The FTSE 100 Index slumped 74.07 points, or 1.2 percent, to 6,229.87 at the close in London. The equity benchmark plunged 5.6 percent in June, paring its gain in the first half to 5.4 percent. The FTSE All-Share Index lost 1 percent today, while Ireland’s ISEQ Index slumped 0.9 percent.
“All the hard work that had made investors regain confidence in Portugal during these past few years has collapsed,” said Hugo Fontinha, who helps manage about $2.2 trillion at State Street Global Advisors in London. “I’m not sure the government can last until the weekend as this political wrangling is unsustainable. Portas’s resignation has returned the country to the headlines. This is bad news for Europe.”
Portugal’s government bonds slumped, sending the yield on 10-year bonds above 8 percent in intraday trading for the first time since November, as Prime Minister Pedro Passos Coelho lost Paulo Portas, his foreign minister.
Portas, who leads the CDS party supporting the ruling coalition government, quit after Secretary of State for Treasury Maria Luis Albuquerque replaced Vitor Gaspar at the Ministry of Finance. Portas said the new minister would offer “mere continuity” of the country’s deficit-cutting plans as the final 12 months of the nation’s bailout program collide with mounting austerity fatigue.
West Texas Intermediate crude surged as political uncertainty in Egypt escalated and an industry report showed that U.S. stockpiles shrank the most this year. Oil rose 1.6 percent to $101.15, its highest price since May 3, 2012.
Egyptian President Mohamed Mursi, seeking to avert a possible army takeover, proposed to end the nation’s political crisis by calling for an interim coalition government. Demonstrators demanded his resignation, while the country’s military issued a deadline to find a way out of the crisis.
Barclays lost 0.8 percent to 280.8 pence. S&P downgraded the bank’s long-term counterparty credit rating, according to a statement late yesterday. The lender is among European banks that are most exposed to proposed rules that could reduce revenue from trading and investment-banking operations, the ratings company said.
Domino’s Pizza declined 4.1 percent to 641.5 pence, its biggest retreat since April 3. The company said losses in Germany, where it has 25 stores, may exceed the chain’s original forecast by as much as 3 million pounds ($4.6 million).
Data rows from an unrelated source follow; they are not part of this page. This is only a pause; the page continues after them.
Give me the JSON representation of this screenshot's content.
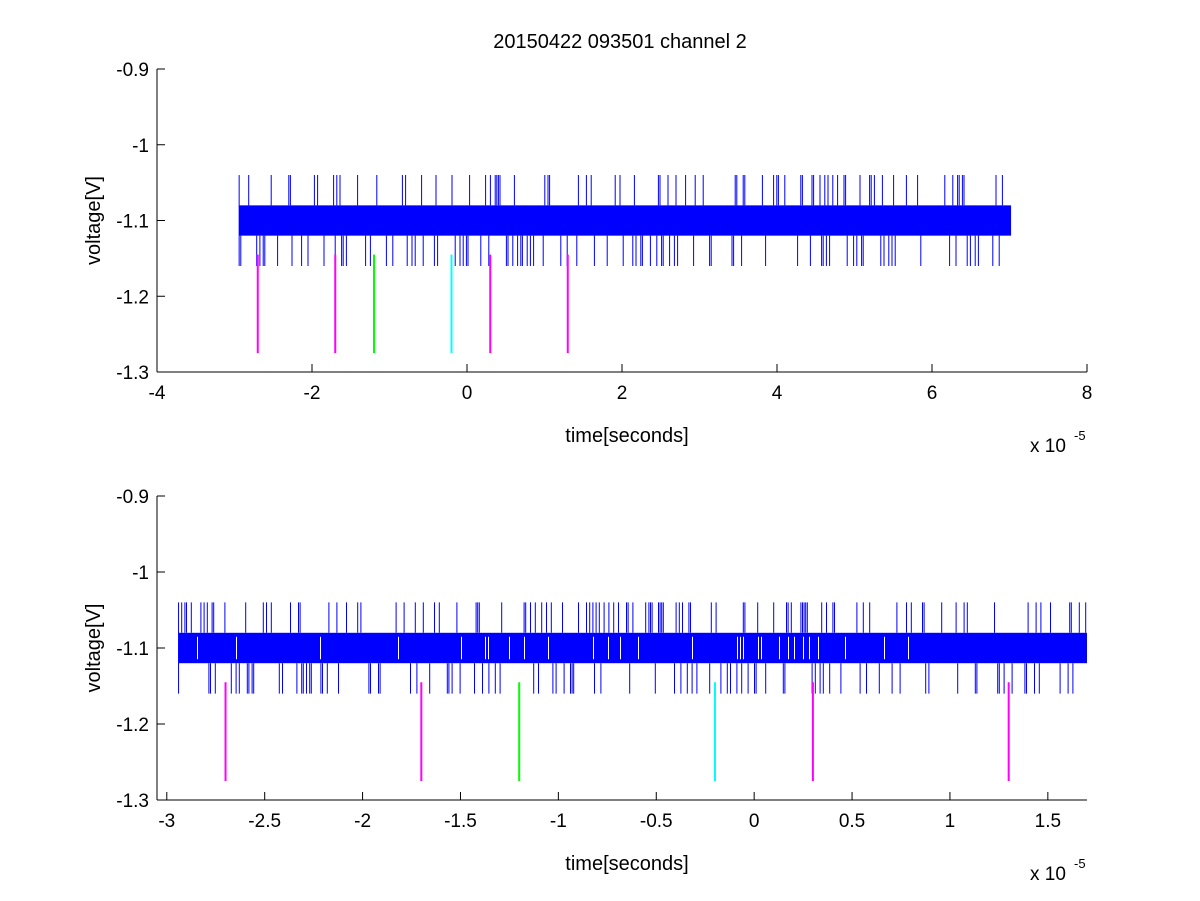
{
  "title": "20150422 093501 channel 2",
  "chart_data": [
    {
      "type": "line",
      "title": "20150422 093501 channel 2",
      "xlabel": "time[seconds]",
      "ylabel": "voltage[V]",
      "x_exponent_label": "x 10",
      "x_exponent": "-5",
      "xlim": [
        -4e-05,
        8e-05
      ],
      "ylim": [
        -1.3,
        -0.9
      ],
      "x_ticks": [
        -4e-05,
        -2e-05,
        0,
        2e-05,
        4e-05,
        6e-05,
        8e-05
      ],
      "x_tick_labels": [
        "-4",
        "-2",
        "0",
        "2",
        "4",
        "6",
        "8"
      ],
      "y_ticks": [
        -0.9,
        -1,
        -1.1,
        -1.2,
        -1.3
      ],
      "y_tick_labels": [
        "-0.9",
        "-1",
        "-1.1",
        "-1.2",
        "-1.3"
      ],
      "grid": false,
      "signal": {
        "name": "",
        "color": "#0000ff",
        "x_range": [
          -2.94e-05,
          7.02e-05
        ],
        "levels": [
          -1.16,
          -1.12,
          -1.08,
          -1.04
        ],
        "dense_band": [
          -1.12,
          -1.08
        ]
      },
      "markers": [
        {
          "x": -2.7e-05,
          "y_range": [
            -1.275,
            -1.145
          ],
          "color": "#ff00ff"
        },
        {
          "x": -1.7e-05,
          "y_range": [
            -1.275,
            -1.145
          ],
          "color": "#ff00ff"
        },
        {
          "x": -1.2e-05,
          "y_range": [
            -1.275,
            -1.145
          ],
          "color": "#00ff00"
        },
        {
          "x": -2e-06,
          "y_range": [
            -1.275,
            -1.145
          ],
          "color": "#00ffff"
        },
        {
          "x": 3e-06,
          "y_range": [
            -1.275,
            -1.145
          ],
          "color": "#ff00ff"
        },
        {
          "x": 1.3e-05,
          "y_range": [
            -1.275,
            -1.145
          ],
          "color": "#ff00ff"
        }
      ]
    },
    {
      "type": "line",
      "title": "",
      "xlabel": "time[seconds]",
      "ylabel": "voltage[V]",
      "x_exponent_label": "x 10",
      "x_exponent": "-5",
      "xlim": [
        -3.05e-05,
        1.7e-05
      ],
      "ylim": [
        -1.3,
        -0.9
      ],
      "x_ticks": [
        -3e-05,
        -2.5e-05,
        -2e-05,
        -1.5e-05,
        -1e-05,
        -5e-06,
        0,
        5e-06,
        1e-05,
        1.5e-05
      ],
      "x_tick_labels": [
        "-3",
        "-2.5",
        "-2",
        "-1.5",
        "-1",
        "-0.5",
        "0",
        "0.5",
        "1",
        "1.5"
      ],
      "y_ticks": [
        -0.9,
        -1,
        -1.1,
        -1.2,
        -1.3
      ],
      "y_tick_labels": [
        "-0.9",
        "-1",
        "-1.1",
        "-1.2",
        "-1.3"
      ],
      "grid": false,
      "signal": {
        "name": "",
        "color": "#0000ff",
        "x_range": [
          -2.94e-05,
          1.7e-05
        ],
        "levels": [
          -1.16,
          -1.12,
          -1.08,
          -1.04
        ],
        "dense_band": [
          -1.12,
          -1.08
        ]
      },
      "markers": [
        {
          "x": -2.7e-05,
          "y_range": [
            -1.275,
            -1.145
          ],
          "color": "#ff00ff"
        },
        {
          "x": -1.7e-05,
          "y_range": [
            -1.275,
            -1.145
          ],
          "color": "#ff00ff"
        },
        {
          "x": -1.2e-05,
          "y_range": [
            -1.275,
            -1.145
          ],
          "color": "#00ff00"
        },
        {
          "x": -2e-06,
          "y_range": [
            -1.275,
            -1.145
          ],
          "color": "#00ffff"
        },
        {
          "x": 3e-06,
          "y_range": [
            -1.275,
            -1.145
          ],
          "color": "#ff00ff"
        },
        {
          "x": 1.3e-05,
          "y_range": [
            -1.275,
            -1.145
          ],
          "color": "#ff00ff"
        }
      ]
    }
  ]
}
Spirent Communications Plc, a maker of testing equipment for phone systems, plunged 7.1 percent to 124.8 pence. The company said it may report sales of $92.7 million for the quarter ending in June because of slower sales for networks and applications. That compared with the $116.3 million average of three analyst estimates compiled by Bloomberg.
An index of London-listed mining stocks slumped to its lowest level in almost four years as Anglo American Plc slid 5.7 percent to 1,207 pence and Rio Tinto Group lost 1.7 percent to 2,649 pence. BHP Billiton Ltd., the world’s biggest mining company, dropped 2.4 percent to 1,670.5 pence, its lowest price since October 2011.
International Consolidated Airlines Group SA, the parent of British Airways, slipped 1.3 percent to 263.9 pence as European airline stocks fell on concern higher fuel prices will increase costs. The stock has still gained 45 percent this year.
Tullow Oil, the first explorer to find oil in Kenya, increased 2.7 percent to 1,061 pence. Two discoveries in the East African country’s Lokichar Basin may hold more than 250 million barrels of oil, the company said in a statement.